Together with the legalization of medical use of cannabis in 2008, Finland adopted legislation which lowered harsh (and decades obsolete) sentences for growing and keeping cannabis for one’s own use, for distribution and for trade in large amounts. In reality it means that most of the misdemeanours regarding growing or cannabis possession for one’s own use are resolved with a fine as the maximum amount of dried cannabis flower for possession is 15 grams. Regarding other illegal drugs in Finland, there is no official legislative division between soft and hard substances, however cannabis is generally considered less dangerous than other drugs, which brings lighter punishments or sentences for related misdemeanours.
Youth on the rise
It may sound surprising that people in Finland have recently started to discuss the liberalization of their drug laws, especially the new generation of politicians throughout the political spectrum. One of the points most of them agree on is leaving repression behind and change the attitude towards cannabis and its users.

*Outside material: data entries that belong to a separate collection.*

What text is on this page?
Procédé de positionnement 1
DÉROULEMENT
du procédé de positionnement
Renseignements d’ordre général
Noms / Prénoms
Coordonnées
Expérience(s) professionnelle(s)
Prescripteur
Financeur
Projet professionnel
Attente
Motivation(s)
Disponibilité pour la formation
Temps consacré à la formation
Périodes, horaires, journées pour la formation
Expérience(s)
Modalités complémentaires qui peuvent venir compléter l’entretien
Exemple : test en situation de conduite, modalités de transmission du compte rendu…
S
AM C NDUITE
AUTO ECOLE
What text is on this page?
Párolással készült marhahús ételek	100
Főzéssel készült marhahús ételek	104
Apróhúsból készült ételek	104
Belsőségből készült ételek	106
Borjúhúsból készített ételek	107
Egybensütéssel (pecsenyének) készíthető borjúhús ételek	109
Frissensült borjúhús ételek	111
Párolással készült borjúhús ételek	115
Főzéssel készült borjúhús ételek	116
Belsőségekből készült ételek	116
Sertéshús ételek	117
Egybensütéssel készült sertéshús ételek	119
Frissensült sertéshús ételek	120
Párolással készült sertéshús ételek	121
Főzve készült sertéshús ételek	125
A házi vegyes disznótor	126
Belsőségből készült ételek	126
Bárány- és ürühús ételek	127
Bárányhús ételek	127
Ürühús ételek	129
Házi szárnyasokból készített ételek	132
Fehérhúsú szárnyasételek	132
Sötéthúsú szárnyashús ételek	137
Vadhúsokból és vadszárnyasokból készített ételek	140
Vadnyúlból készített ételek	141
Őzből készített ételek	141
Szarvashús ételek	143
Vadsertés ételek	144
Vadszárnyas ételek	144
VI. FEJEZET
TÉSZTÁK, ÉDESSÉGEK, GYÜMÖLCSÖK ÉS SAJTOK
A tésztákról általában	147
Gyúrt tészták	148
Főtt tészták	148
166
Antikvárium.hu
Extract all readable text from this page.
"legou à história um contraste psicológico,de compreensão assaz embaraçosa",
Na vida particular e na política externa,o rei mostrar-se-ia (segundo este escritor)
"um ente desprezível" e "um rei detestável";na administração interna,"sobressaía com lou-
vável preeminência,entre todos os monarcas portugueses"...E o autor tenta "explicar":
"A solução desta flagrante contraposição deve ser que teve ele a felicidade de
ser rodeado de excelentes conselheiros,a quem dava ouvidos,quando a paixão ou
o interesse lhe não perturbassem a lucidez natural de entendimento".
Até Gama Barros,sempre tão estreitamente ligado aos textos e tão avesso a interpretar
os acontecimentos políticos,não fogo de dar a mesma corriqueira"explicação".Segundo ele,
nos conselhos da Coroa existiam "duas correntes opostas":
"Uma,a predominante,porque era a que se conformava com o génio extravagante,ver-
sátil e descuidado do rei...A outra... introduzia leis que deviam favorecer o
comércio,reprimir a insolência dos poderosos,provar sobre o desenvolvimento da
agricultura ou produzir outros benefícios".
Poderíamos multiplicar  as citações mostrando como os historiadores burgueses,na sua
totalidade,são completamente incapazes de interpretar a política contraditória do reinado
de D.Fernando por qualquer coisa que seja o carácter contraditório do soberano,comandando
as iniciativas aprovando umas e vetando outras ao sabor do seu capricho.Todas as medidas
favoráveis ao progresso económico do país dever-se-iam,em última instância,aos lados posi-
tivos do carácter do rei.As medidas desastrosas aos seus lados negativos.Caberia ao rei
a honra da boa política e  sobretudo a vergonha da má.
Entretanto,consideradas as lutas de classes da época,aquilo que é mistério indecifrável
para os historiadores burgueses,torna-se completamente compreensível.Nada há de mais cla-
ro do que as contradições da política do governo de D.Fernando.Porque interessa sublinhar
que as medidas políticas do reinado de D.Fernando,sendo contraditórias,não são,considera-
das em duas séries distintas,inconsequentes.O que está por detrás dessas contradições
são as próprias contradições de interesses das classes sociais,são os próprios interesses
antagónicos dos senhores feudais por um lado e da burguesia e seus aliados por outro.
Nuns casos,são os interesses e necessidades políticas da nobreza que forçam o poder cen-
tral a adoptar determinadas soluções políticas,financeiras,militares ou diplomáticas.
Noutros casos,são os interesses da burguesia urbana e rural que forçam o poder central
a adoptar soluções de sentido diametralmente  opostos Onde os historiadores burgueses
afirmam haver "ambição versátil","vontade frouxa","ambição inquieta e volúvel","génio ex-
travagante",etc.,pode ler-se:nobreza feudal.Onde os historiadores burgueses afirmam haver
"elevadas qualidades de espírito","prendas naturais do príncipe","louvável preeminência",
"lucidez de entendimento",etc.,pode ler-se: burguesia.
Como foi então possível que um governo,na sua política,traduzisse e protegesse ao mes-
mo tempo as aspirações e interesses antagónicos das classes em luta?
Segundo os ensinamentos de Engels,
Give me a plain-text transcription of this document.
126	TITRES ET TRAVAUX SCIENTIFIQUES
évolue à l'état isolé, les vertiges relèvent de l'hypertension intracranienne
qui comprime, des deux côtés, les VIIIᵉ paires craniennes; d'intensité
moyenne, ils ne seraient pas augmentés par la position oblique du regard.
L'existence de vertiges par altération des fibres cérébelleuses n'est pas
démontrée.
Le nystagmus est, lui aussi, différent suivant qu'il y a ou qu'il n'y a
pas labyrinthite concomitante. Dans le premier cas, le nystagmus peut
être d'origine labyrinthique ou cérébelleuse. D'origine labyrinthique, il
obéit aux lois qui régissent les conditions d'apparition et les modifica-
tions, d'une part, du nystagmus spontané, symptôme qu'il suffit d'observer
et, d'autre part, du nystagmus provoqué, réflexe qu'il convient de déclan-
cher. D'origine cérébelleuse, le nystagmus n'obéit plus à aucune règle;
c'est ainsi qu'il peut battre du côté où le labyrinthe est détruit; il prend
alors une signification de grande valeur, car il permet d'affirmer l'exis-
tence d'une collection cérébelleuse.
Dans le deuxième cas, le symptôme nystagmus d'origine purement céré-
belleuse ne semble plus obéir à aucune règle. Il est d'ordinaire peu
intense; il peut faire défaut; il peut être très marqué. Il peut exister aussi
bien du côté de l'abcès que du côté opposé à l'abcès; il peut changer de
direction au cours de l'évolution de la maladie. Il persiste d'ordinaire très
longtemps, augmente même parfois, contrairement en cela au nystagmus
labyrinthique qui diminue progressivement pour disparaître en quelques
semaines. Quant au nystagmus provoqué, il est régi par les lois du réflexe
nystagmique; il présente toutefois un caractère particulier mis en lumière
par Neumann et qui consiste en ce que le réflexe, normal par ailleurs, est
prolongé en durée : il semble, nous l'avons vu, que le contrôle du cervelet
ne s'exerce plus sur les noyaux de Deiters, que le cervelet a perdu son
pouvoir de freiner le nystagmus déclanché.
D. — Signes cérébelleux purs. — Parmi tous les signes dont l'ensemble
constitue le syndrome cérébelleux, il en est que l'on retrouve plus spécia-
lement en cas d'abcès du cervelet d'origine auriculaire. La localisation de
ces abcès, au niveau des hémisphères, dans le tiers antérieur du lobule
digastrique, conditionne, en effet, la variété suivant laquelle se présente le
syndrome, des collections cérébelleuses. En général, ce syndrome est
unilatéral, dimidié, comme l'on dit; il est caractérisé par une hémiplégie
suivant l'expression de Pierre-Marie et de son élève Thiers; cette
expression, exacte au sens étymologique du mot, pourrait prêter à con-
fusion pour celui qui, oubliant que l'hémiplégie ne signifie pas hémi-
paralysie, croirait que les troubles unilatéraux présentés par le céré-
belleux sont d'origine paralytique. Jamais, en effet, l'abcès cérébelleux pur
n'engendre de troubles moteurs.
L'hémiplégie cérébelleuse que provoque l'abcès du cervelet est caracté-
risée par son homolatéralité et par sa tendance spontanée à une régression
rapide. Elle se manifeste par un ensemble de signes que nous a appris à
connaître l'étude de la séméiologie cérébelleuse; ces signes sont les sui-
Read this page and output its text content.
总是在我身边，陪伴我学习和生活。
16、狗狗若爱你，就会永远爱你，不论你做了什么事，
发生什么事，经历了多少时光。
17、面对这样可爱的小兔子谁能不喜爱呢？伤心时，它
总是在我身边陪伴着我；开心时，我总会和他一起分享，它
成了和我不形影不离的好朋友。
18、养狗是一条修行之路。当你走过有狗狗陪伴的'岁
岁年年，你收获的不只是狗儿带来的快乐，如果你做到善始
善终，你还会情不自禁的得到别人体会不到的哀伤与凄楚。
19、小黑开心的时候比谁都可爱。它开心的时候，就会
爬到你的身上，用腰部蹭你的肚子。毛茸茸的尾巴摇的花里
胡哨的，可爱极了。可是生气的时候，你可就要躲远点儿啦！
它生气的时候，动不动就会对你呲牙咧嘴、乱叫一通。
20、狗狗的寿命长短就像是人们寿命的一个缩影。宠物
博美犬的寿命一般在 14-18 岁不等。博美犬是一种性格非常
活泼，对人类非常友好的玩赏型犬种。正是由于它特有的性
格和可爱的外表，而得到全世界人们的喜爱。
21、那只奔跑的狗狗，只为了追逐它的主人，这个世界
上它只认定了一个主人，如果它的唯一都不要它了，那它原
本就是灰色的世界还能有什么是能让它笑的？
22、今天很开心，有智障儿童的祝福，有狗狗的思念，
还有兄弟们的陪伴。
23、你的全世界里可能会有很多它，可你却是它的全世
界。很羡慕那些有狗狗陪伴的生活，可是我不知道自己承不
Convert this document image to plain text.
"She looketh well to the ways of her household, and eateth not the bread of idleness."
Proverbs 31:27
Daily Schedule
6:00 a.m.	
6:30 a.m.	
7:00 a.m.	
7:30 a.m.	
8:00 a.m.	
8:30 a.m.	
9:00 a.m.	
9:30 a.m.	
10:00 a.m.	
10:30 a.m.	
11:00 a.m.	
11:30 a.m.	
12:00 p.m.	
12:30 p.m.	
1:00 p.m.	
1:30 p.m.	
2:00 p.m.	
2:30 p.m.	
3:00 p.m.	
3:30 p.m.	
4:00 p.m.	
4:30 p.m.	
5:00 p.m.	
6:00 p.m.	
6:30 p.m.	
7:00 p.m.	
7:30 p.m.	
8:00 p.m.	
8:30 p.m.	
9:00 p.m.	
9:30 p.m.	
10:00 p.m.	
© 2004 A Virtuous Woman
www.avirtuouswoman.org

“I’m not afraid to admit that one of our goals regarding the anti-drug policy is also legalizing growing cannabis for one’s own use, although everything surrounding ‘recreational’ drug use is still a big taboo within the Finnish society,” explained Sameli Sivonen, deputy chairperson of the Green party.
The trend is clear
As we all know, politicians in democratic countries usually react and “alter” their views according to what the society wants to hear. And cannabis is more and more popular in Finland nowadays – 13.5% of young Fins aged 15–34 have used cannabis at least once in the last year. In 2012 the figure was 12% and just 9% ten years ago. With the rising popularity of autoflowering cannabis strains, people in Finland can now grow cannabis outdoors with no problem, which, in combination with the expansion of public awareness about medical effects of cannabis, is one of the major reasons why this plant is becoming more and more popular in the land of a thousand lakes.